Savings are a very important part of anyone’s life. If you have savings, then you do not need to beg in front of others at the time of need. Because when difficult times come in life, relatives and friends may not be of help to you. But if you have savings, then it can be useful. That is why different people invest money in different places so that they can save for the future. Some invest in mutual funds, some invest in the share market, and some deposit money in bank FDs. Some deposit money in government savings schemes. If you are also looking for an option for savings, then this scheme of the post office can be very useful for you. By investing in this, you can save up to 10 lakh rupees in this time.

Invest in Post Office RD Scheme

Many people invest in various savings schemes of the Post Office. If you are also looking for a way to invest, then the Post Office Recurring Deposit Scheme can be very useful for you. Currently, you are getting 6.7% interest on investment in Post Office Recurring Deposit. If you deposit 7 thousand rupees every month in this scheme.

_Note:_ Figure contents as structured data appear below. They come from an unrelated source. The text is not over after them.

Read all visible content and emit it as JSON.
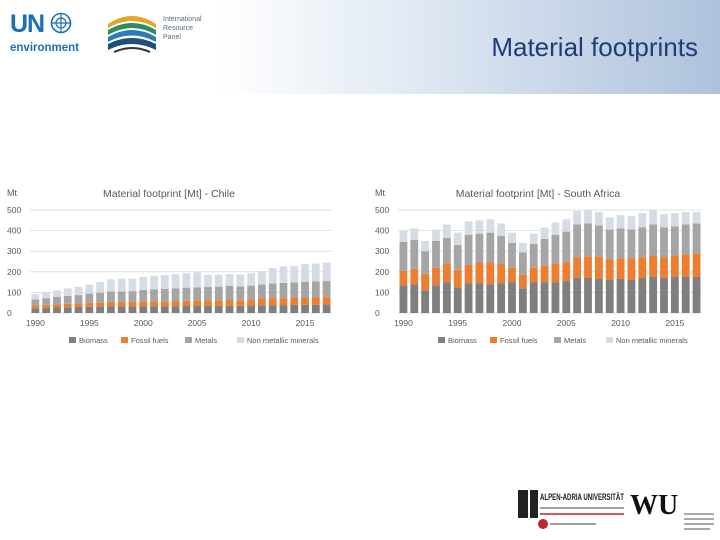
{
  "header": {
    "title": "Material footprints",
    "un_logo_text": "UN",
    "un_env_text": "environment",
    "irp_lines": [
      "International",
      "Resource",
      "Panel"
    ]
  },
  "footer": {
    "aau_text": "ALPEN-ADRIA UNIVERSITÄT",
    "wu_text": "WU"
  },
  "colors": {
    "biomass": "#7f7f7f",
    "fossil": "#ed7d31",
    "metals": "#a5a5a5",
    "nonmet": "#d6dce5"
  },
  "chart_data": [
    {
      "type": "bar",
      "stacked": true,
      "title": "Material footprint [Mt] - Chile",
      "ylabel": "Mt",
      "ylim": [
        0,
        500
      ],
      "yticks": [
        0,
        100,
        200,
        300,
        400,
        500
      ],
      "xtick_labels": [
        "1990",
        "1995",
        "2000",
        "2005",
        "2010",
        "2015"
      ],
      "categories": [
        "1990",
        "1991",
        "1992",
        "1993",
        "1994",
        "1995",
        "1996",
        "1997",
        "1998",
        "1999",
        "2000",
        "2001",
        "2002",
        "2003",
        "2004",
        "2005",
        "2006",
        "2007",
        "2008",
        "2009",
        "2010",
        "2011",
        "2012",
        "2013",
        "2014",
        "2015",
        "2016",
        "2017"
      ],
      "series": [
        {
          "name": "Biomass",
          "values": [
            22,
            25,
            27,
            28,
            29,
            30,
            31,
            32,
            32,
            32,
            33,
            33,
            33,
            33,
            34,
            34,
            34,
            35,
            35,
            35,
            36,
            37,
            38,
            38,
            39,
            40,
            40,
            41
          ]
        },
        {
          "name": "Fossil fuels",
          "values": [
            14,
            15,
            16,
            17,
            18,
            20,
            21,
            22,
            23,
            22,
            24,
            24,
            24,
            25,
            25,
            26,
            27,
            27,
            28,
            27,
            29,
            31,
            33,
            34,
            34,
            35,
            35,
            35
          ]
        },
        {
          "name": "Metals",
          "values": [
            30,
            32,
            35,
            38,
            40,
            44,
            47,
            50,
            50,
            52,
            55,
            58,
            60,
            62,
            64,
            65,
            65,
            66,
            68,
            67,
            68,
            70,
            72,
            74,
            75,
            77,
            78,
            79
          ]
        },
        {
          "name": "Non metallic minerals",
          "values": [
            25,
            30,
            32,
            37,
            40,
            44,
            52,
            60,
            62,
            60,
            63,
            65,
            67,
            68,
            70,
            72,
            60,
            58,
            58,
            58,
            60,
            66,
            75,
            80,
            80,
            86,
            87,
            90
          ]
        }
      ],
      "legend": [
        "Biomass",
        "Fossil fuels",
        "Metals",
        "Non metallic minerals"
      ]
    },
    {
      "type": "bar",
      "stacked": true,
      "title": "Material footprint [Mt] - South Africa",
      "ylabel": "Mt",
      "ylim": [
        0,
        500
      ],
      "yticks": [
        0,
        100,
        200,
        300,
        400,
        500
      ],
      "xtick_labels": [
        "1990",
        "1995",
        "2000",
        "2005",
        "2010",
        "2015"
      ],
      "categories": [
        "1990",
        "1991",
        "1992",
        "1993",
        "1994",
        "1995",
        "1996",
        "1997",
        "1998",
        "1999",
        "2000",
        "2001",
        "2002",
        "2003",
        "2004",
        "2005",
        "2006",
        "2007",
        "2008",
        "2009",
        "2010",
        "2011",
        "2012",
        "2013",
        "2014",
        "2015",
        "2016",
        "2017"
      ],
      "series": [
        {
          "name": "Biomass",
          "values": [
            135,
            140,
            110,
            135,
            150,
            125,
            145,
            145,
            140,
            145,
            150,
            120,
            150,
            150,
            150,
            155,
            170,
            170,
            165,
            160,
            165,
            160,
            170,
            175,
            170,
            175,
            175,
            175
          ]
        },
        {
          "name": "Fossil fuels",
          "values": [
            70,
            75,
            80,
            85,
            90,
            85,
            90,
            100,
            105,
            95,
            70,
            65,
            70,
            80,
            90,
            90,
            100,
            105,
            110,
            100,
            100,
            105,
            100,
            105,
            100,
            105,
            110,
            115
          ]
        },
        {
          "name": "Metals",
          "values": [
            140,
            140,
            110,
            130,
            125,
            120,
            145,
            140,
            145,
            135,
            120,
            110,
            115,
            130,
            140,
            150,
            160,
            160,
            150,
            145,
            145,
            140,
            145,
            150,
            145,
            140,
            145,
            145
          ]
        },
        {
          "name": "Non metallic minerals",
          "values": [
            55,
            55,
            50,
            55,
            65,
            60,
            65,
            65,
            65,
            60,
            50,
            45,
            50,
            55,
            60,
            60,
            65,
            65,
            65,
            60,
            65,
            65,
            70,
            70,
            65,
            65,
            60,
            55
          ]
        }
      ],
      "legend": [
        "Biomass",
        "Fossil fuels",
        "Metals",
        "Non metallic minerals"
      ]
    }
  ]
}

Then you can deposit Rs 4,20,000 in 5 years. If you calculate the interest amount at the rate of 6.7% in 5 years, then it comes to Rs 79,564, i.e. a total of Rs 4,99,564. But if you extend the scheme for another five years, then you can deposit almost Rs 10 lakh.

How to open an account in the scheme?

To open an account in the Post Office Recurring Deposit Scheme, you will first have to go to your nearest post office. There you will have to submit the necessary documents which will include documents like application form, passport-size photo, address proof, and PAN card. After filling out the application form, give your application form to the post office employee along with all these documents. After this, your recurring deposit account will be opened in the post office. In which you will have to pay in instalments every month. You will have to deposit the first instalment through cash or cheque.

Disclaimer: For any financial investment anywhere on your responsibility, Times Bull will not be responsible for it.